Property investment can be a promising way of generating income and creating wealth. In terms of the cash flow, it can be both a short-term and long-term endeavor. Just look on iproperty and you will find a plethora of property investment options available. Whether you prefer the long-term profits of an investment property, or the intended short-term profits in cases such as property flipping, there is no doubt that property is a viable and versatile investment vehicle that is sure to help you achieve financial freedom.
Although there is no shortage of information available about what budding investors should do, these do not necessarily guarantee the success in property investment. Rather than reading on tips and tricks on what you should do, perhaps it would be more important for you to know what you shouldn’t do in order to avoid becoming another statistic in the property game.
Read on for 10 of the most common mistakes that you as a first-time property investor should try to avoid.
1. Heart over head
Buying real estate with the intention of turning it into an investment property is very different from buying a home. Purchasing decisions in home buying is driven by 90% emotion and only 10% logic. This is, however, understandable since there is a personal connotation attached to owning a home.
Investing, however, is altogether a different scenario.
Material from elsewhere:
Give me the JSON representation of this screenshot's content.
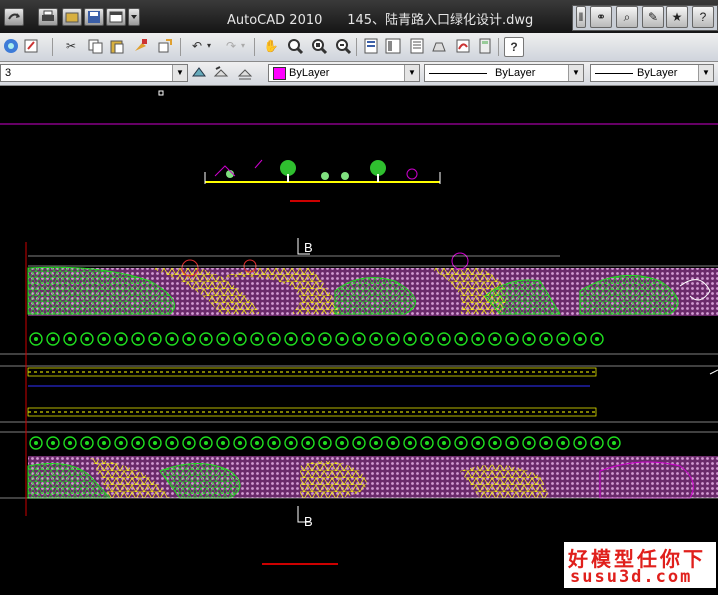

Investment decisions should be made with your head and not your heart. Allowing your emotions to influence your purchasing decisions is a common trap that you should avoid at all costs. This helps you avoid over-capitalizing on your purchase and allow to make the shrewdest deal to secure the best possible outcome for your investment plans and goals.
2. Failure to plan is a plan to fail
As with any investment endeavor, you will need a set plan of attack in order to be successful in building a lucrative property portfolio. Setting out on your investment journey without a plan is akin to going for a road trip without a map. You’ll inevitably take a wrong turn and end up getting lost. So, have a plan of action and then put your plan into action.
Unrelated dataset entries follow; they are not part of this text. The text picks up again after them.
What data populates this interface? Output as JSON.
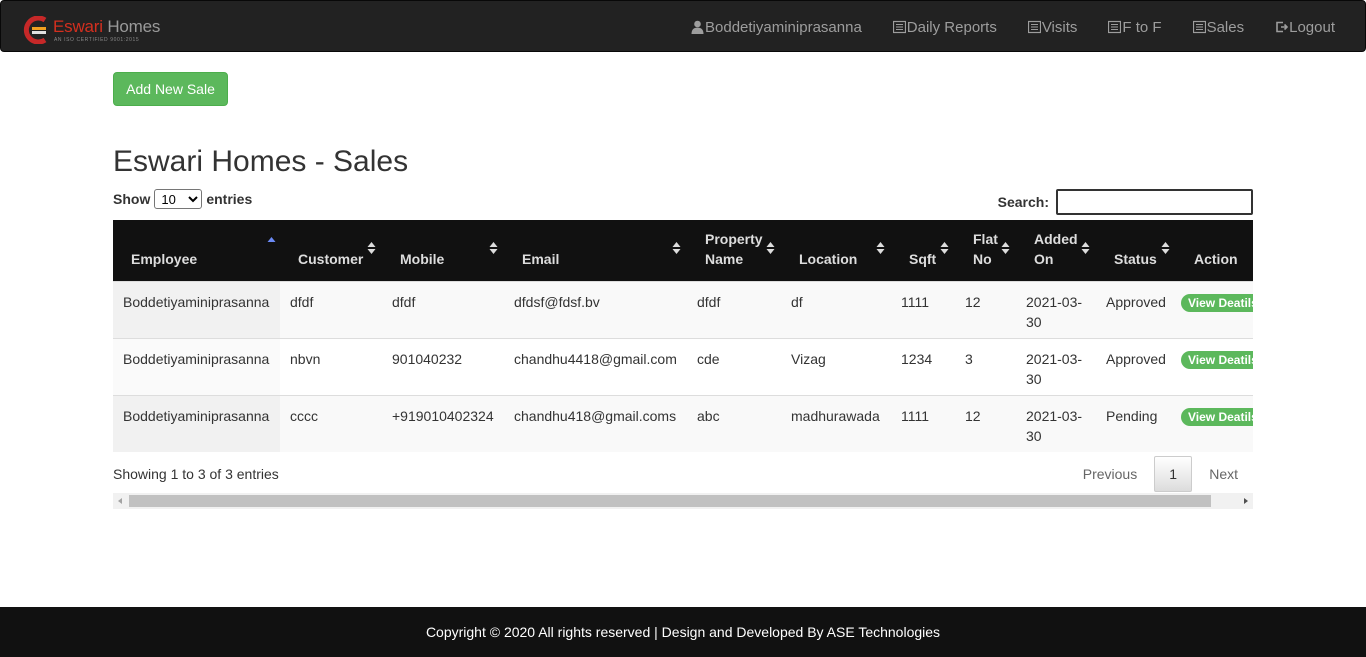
{
  "brand": {
    "name_part1": "Eswari",
    "name_part2": "Homes",
    "tagline": "AN ISO CERTIFIED 9001:2015",
    "accent_color": "#d32f1f"
  },
  "nav": [
    {
      "label": "Boddetiyaminiprasanna",
      "icon": "user-icon"
    },
    {
      "label": "Daily Reports",
      "icon": "list-icon"
    },
    {
      "label": "Visits",
      "icon": "list-icon"
    },
    {
      "label": "F to F",
      "icon": "list-icon"
    },
    {
      "label": "Sales",
      "icon": "list-icon"
    },
    {
      "label": "Logout",
      "icon": "logout-icon"
    }
  ],
  "actions": {
    "add_label": "Add New Sale"
  },
  "page_title": "Eswari Homes - Sales",
  "length": {
    "show": "Show",
    "value": "10",
    "entries": "entries"
  },
  "search": {
    "label": "Search:",
    "value": ""
  },
  "table": {
    "columns": [
      {
        "label": "Employee",
        "sort": "asc"
      },
      {
        "label": "Customer",
        "sort": "both"
      },
      {
        "label": "Mobile",
        "sort": "both"
      },
      {
        "label": "Email",
        "sort": "both"
      },
      {
        "label": "Property Name",
        "sort": "both"
      },
      {
        "label": "Location",
        "sort": "both"
      },
      {
        "label": "Sqft",
        "sort": "both"
      },
      {
        "label": "Flat No",
        "sort": "both"
      },
      {
        "label": "Added On",
        "sort": "both"
      },
      {
        "label": "Status",
        "sort": "both"
      },
      {
        "label": "Action",
        "sort": "none"
      }
    ],
    "rows": [
      [
        "Boddetiyaminiprasanna",
        "dfdf",
        "dfdf",
        "dfdsf@fdsf.bv",
        "dfdf",
        "df",
        "1111",
        "12",
        "2021-03-30",
        "Approved",
        "View Deatils"
      ],
      [
        "Boddetiyaminiprasanna",
        "nbvn",
        "901040232",
        "chandhu4418@gmail.com",
        "cde",
        "Vizag",
        "1234",
        "3",
        "2021-03-30",
        "Approved",
        "View Deatils"
      ],
      [
        "Boddetiyaminiprasanna",
        "cccc",
        "+919010402324",
        "chandhu418@gmail.coms",
        "abc",
        "madhurawada",
        "1111",
        "12",
        "2021-03-30",
        "Pending",
        "View Deatils"
      ]
    ]
  },
  "info": "Showing 1 to 3 of 3 entries",
  "pagination": {
    "previous": "Previous",
    "current": "1",
    "next": "Next"
  },
  "footer": "Copyright © 2020 All rights reserved | Design and Developed By ASE Technologies",
  "colors": {
    "navbar": "#222222",
    "success": "#5cb85c",
    "footer": "#111111"
  }
}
For real estate to be a successful wealth creation vehicle, you will need to have a sound investment plan and set goals. Determine where you want to go, where you want to end up, and then devise a cohesive financial plan in order to get there. Work out what you want to achieve – whether it is short-term yields or long-term capital growth – and make sure your investment decisions reflect your overall strategy.
3. Diving in or dithering
Two of the most common scenarios with budding real estate investors are usually either acting too impulsively or being overly cautious and never acting at all. The former usually lose heart in the early sages and throw in the towel prematurely, while the latter end up facing paralysis by analysis.
Instead, the best thing you can do is to find a good balance between both. Make sure you understand real estate investment so you will be comfortable with the decisions you make, but don’t think that you have to know it all before you can even begin. Learning is both a journey and an experience, the same goes for investment.
4. Speculation over patience
Real estate investment is not an overnight results generator. People go into property investment with dreams of becoming overnight millionaires, thinking that it can be a quick fix to their financial issues. However, short term gains are usually more about speculation than true investing. Real estate lacks liquidity and thus is safeguarded from other more fast-paced investment vehicles such as shares. While many may view this as a shortcoming, it is actually a strength, as the tangible value of real estate makes it a commodity that everyone needs. This allows it to provide steady long-term gains.
5. Not doing research
Understanding property investment and real estate markets take time. Even the best experts are sometimes eluded by the cyclical nature of real estate. Rome was not built in a day. So, don’t have the expectations that you can just read a couple of articles online and have a full understanding of real estate investment.
6. Financing faux pars
While any layman can try their hand at real estate, there are certain aspects that are better left to professionals. As a beginning investor, you might not be as well-versed in the financial aspects. Thus, it is pertinent that you try to seek help from a financial broker. The reason for this is simple: they can usually point you in the right way to secure the right type of financing for your property investments. An incorrect financial structure can be detrimental to your long-term wealth-creation goals. Thus, a financial planner or broker can help you with the ins and outs of financing your investments and help you set up sound financial plans.
7. Saving by self managing
Many beginners think that they can handle it all themselves. You might have done all the groundwork and secured the perfect first investment. However, this is just the tip of the iceberg. Do not be tempted to fall into the trap of self-managing your own portfolio.
Think about it this way, real estate investment should be a passive income generator. As such, there is no reason for you to involve yourself too actively in the nitty-gritty aspects of it and treat it as a full-time job. Instead, hire a team of professionals to manage your property for you in order to allow you to spend your time better, such as looking at the bigger picture in order to generate more wealth.